A trustee had been needed to oversee Hawaiian through bankruptcy after Faris ousted former CEO John Adams in May 2003. Faris ruled that Adams had placed the interests of the shareholders ahead of those of the creditors with an ill-timed $25 million stock tender offer in 2002 that enriched Adams and his affiliates when Hawaiian was recovering from the effects of Sept. 11, 2001.

Gotbaum, son of New York labor leader Victor Gotbaum, worked briefly in the Carter administration before becoming a protege of the investment banker Felix G. Rohatyn at Lazard Freres & Co., where he spent 13 years. At Lazard he provided advice to airlines on mergers, acquisitions, bankruptcies and restructuring—from the likes of Pan American to British Airways and Air France.

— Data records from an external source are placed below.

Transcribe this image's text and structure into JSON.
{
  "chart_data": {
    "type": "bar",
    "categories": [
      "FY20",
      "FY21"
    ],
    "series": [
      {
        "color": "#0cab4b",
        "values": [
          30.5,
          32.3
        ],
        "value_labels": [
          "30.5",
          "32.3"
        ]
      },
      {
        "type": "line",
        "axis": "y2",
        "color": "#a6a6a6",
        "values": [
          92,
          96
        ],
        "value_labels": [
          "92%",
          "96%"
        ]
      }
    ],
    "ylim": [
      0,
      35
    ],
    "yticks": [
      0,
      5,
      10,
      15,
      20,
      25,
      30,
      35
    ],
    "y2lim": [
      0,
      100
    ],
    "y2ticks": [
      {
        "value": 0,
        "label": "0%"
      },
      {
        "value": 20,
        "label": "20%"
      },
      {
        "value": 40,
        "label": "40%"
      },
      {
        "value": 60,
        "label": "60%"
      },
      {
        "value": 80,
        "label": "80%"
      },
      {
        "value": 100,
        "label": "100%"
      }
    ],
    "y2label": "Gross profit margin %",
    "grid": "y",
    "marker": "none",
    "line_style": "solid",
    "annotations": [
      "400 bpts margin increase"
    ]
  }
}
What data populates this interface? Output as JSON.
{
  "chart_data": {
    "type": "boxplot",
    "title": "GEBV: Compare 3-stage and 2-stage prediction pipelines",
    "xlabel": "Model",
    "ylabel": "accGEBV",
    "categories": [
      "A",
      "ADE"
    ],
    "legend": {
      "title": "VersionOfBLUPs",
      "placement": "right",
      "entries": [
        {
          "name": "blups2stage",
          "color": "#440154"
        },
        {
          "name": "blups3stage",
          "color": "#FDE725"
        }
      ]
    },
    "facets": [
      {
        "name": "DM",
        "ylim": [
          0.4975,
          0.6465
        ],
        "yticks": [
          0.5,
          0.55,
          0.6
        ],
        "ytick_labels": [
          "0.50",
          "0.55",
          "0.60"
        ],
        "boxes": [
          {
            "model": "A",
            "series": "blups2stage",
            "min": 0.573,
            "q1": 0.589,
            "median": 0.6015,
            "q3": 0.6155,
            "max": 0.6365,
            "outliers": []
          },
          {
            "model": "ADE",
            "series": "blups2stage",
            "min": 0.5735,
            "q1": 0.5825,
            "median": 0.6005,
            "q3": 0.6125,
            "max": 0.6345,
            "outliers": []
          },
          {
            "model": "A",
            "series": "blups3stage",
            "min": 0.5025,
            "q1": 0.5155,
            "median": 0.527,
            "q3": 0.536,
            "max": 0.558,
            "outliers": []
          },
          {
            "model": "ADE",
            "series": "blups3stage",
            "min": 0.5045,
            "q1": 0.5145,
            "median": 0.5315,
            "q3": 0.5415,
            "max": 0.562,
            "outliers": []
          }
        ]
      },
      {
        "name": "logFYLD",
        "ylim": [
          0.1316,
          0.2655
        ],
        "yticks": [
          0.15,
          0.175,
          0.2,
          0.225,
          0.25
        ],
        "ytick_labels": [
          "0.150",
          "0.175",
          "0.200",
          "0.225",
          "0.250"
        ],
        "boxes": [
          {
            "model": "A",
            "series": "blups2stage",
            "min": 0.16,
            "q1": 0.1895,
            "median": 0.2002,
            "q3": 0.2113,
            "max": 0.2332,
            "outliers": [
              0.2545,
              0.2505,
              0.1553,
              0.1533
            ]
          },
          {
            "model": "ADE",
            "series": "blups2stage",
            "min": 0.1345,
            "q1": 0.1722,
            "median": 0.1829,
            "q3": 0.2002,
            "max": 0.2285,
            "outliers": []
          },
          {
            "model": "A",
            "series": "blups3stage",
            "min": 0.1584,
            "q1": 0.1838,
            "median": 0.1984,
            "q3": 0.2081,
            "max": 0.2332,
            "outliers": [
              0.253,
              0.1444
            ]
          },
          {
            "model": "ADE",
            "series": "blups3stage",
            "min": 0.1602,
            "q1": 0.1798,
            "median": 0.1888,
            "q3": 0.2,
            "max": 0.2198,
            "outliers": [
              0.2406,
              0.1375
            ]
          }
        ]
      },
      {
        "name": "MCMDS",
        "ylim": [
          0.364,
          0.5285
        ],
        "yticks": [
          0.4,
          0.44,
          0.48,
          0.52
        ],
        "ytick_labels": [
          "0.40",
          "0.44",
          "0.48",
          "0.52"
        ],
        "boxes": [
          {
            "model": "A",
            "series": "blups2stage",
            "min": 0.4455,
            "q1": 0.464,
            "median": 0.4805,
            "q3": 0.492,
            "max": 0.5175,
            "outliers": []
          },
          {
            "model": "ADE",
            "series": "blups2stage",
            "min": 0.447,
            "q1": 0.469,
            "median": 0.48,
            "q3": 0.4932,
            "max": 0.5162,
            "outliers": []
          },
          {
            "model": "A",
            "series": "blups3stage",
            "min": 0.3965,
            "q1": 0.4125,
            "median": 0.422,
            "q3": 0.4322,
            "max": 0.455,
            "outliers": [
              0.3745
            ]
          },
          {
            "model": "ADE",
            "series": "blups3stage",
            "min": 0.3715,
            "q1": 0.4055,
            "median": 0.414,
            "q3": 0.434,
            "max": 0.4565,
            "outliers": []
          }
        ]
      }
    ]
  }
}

Before taking the Hawaiian position, Gotbaum was the first CEO of the September 11th Fund, a $500 million-plus charity formed after the 2001 tragedy.

From 1994 through 2001, he worked in the Clinton administration as controller in the Office of Management and Budget, assistant secretary of Treasury for Economic Policy and assistant secretary for economic security in the Department of Defense.

Gotbaum received his Bachelor of Arts degree from Stanford University and his joint law and Master of Public Policy degrees from the Kennedy School of Government at Harvard University.

After pulling Hawaiian out of bankruptcy, Gotbaum returned to his former residence in Washington, D.C.

In 2006 he was recruited by Blue Wolf Capital Management of New York as an operating partner to help restructure Platform Learning Inc., a bankrupt company offering tutoring services to public school students under the No Child Left Behind Act.